Portland Timbers Champion Children with Learning Challenges

Portland Timbers Champion Children with Learning Challenges

Struggling readers will be paired with mentors and assistive technology through a unique program that advances educational equity for underserved children.

May 2,  2019 (Portland, OR)The Shadow Project, a Portland nonprofit committed to making school more accessible and engaging for children with disabilities, has received a grant of $8,400 grant from the Portland Timbers Community Fund of the Oregon Community Foundation. The grant will expand a Reading Mentors program through which elementary students who are reading up to three behind grade level have increased as much as two years in reading proficiency.

“Equitable education in childhood leads to better health throughout a person’s life,” said Michael Reyes, NWHF Community Engagement Officer. “Too often, children of color, children from families struggling to make ends meet, and children with disabilities don’t receive an equitable education.
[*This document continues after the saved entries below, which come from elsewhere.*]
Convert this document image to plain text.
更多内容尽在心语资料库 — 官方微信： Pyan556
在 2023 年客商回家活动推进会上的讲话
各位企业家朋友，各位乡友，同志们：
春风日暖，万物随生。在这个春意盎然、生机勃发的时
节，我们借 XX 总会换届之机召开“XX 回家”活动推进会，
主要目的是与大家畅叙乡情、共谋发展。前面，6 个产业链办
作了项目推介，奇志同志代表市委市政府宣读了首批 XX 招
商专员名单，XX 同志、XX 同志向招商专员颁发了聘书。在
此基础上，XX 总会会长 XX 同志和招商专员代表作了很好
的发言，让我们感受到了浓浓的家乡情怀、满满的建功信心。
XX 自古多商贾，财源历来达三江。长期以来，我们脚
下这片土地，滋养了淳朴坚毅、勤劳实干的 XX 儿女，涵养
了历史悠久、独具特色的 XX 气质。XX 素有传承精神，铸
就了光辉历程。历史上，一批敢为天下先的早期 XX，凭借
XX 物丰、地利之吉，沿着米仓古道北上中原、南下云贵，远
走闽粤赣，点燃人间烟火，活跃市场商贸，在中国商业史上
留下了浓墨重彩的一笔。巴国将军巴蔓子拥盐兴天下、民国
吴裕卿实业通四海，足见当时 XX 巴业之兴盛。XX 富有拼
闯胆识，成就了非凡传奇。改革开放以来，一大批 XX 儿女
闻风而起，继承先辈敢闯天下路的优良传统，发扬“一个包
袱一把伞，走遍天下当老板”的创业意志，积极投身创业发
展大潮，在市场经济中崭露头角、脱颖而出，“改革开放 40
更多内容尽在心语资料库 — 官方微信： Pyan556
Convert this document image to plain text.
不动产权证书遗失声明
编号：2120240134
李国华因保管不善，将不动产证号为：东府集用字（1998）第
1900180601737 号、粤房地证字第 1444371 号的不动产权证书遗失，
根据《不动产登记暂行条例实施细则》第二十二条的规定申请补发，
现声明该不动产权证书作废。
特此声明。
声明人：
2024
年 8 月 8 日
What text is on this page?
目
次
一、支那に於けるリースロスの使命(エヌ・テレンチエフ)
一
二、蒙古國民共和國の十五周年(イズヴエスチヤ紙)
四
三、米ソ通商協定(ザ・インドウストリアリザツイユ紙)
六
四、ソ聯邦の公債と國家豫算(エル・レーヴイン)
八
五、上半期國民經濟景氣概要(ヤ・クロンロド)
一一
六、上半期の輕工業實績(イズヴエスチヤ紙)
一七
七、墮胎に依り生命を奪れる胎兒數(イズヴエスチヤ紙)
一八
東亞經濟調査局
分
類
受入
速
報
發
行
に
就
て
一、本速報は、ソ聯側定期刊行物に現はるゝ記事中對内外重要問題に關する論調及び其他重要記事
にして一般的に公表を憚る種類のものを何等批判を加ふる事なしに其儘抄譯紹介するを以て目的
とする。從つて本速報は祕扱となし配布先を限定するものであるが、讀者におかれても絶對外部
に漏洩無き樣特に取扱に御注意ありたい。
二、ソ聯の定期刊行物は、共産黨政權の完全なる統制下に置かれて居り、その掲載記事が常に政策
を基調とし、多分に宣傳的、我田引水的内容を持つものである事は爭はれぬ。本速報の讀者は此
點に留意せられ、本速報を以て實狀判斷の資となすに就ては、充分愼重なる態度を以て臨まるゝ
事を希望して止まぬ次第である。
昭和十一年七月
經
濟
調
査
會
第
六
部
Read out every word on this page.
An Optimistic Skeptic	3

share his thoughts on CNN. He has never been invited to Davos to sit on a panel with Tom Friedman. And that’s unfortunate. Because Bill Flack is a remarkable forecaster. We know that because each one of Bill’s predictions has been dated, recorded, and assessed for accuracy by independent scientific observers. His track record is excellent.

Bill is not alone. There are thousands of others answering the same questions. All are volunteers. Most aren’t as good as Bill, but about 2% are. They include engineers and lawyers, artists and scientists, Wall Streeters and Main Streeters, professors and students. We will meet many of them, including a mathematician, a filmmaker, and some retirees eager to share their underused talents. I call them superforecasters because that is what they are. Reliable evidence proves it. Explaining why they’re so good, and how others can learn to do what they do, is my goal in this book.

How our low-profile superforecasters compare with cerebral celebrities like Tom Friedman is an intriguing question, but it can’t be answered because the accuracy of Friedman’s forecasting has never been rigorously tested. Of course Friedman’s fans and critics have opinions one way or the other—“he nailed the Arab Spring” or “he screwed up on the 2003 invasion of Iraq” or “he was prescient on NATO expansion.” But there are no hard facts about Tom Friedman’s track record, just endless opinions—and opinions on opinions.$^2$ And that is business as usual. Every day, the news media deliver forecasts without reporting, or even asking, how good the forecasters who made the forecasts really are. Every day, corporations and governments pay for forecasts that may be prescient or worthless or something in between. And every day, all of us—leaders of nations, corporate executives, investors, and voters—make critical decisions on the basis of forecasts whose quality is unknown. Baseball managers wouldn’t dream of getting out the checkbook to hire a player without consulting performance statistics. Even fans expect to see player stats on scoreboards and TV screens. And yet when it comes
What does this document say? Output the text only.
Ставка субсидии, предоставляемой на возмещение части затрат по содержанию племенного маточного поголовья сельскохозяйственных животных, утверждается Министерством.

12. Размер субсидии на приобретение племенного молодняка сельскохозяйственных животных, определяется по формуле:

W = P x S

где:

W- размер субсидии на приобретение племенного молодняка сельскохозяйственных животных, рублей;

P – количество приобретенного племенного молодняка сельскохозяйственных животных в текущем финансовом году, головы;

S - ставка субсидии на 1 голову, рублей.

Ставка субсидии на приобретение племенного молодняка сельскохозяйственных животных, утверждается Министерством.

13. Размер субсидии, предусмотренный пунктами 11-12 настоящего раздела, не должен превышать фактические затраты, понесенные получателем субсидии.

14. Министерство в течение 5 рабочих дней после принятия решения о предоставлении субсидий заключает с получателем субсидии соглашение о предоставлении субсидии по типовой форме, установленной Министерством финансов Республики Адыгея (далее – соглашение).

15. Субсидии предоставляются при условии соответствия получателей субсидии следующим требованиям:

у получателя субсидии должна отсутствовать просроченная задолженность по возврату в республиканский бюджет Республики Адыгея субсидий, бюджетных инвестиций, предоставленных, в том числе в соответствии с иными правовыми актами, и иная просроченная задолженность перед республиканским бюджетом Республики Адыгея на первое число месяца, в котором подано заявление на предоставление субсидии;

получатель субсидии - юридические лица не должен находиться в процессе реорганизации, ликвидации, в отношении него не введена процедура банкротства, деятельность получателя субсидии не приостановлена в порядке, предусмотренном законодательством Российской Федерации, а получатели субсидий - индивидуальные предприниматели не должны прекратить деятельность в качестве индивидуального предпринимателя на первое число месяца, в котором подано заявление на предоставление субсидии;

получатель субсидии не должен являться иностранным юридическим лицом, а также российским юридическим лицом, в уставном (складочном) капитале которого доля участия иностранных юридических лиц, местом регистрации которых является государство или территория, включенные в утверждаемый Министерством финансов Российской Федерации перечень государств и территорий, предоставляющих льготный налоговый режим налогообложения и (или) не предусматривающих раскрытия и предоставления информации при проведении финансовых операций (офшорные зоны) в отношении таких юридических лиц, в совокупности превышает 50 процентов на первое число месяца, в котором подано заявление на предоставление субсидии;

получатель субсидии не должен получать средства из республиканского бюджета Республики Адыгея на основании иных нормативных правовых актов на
That’s why we’re excited to fund The Shadow Project.”

The Shadow Project will harness the strengths of opportunity communities to make school an inclusive place where children with conditions such as dyslexia, ADHD, and autism can thrive and belong. In Oregon, 79% of children with disabilities do not meet the milestone of third-grade reading proficiency that predicts high school graduation.

“Parent voice is urgently needed to increase educational equity for these promising students,”

said Shadow Project Executive Director Christy Scattarella. “This project will build the leadership capacity of parents to drive our program delivery and create a unified voice for change.” The organization will convene at least two community gatherings that bring together Shadow’s network of parents and educators with organizations that have their own strong networks of parent advocates, including Decoding Dyslexia Oregon.

The Portland Timbers Community Fund harnesses the power of sport to improve the lives of children and families through targeted programs, deep partnerships and philanthropic giving. The fund’s priority in the area of education is for all students to read proficiently by third grade, fostering a lifetime love of learning and literacy in local children.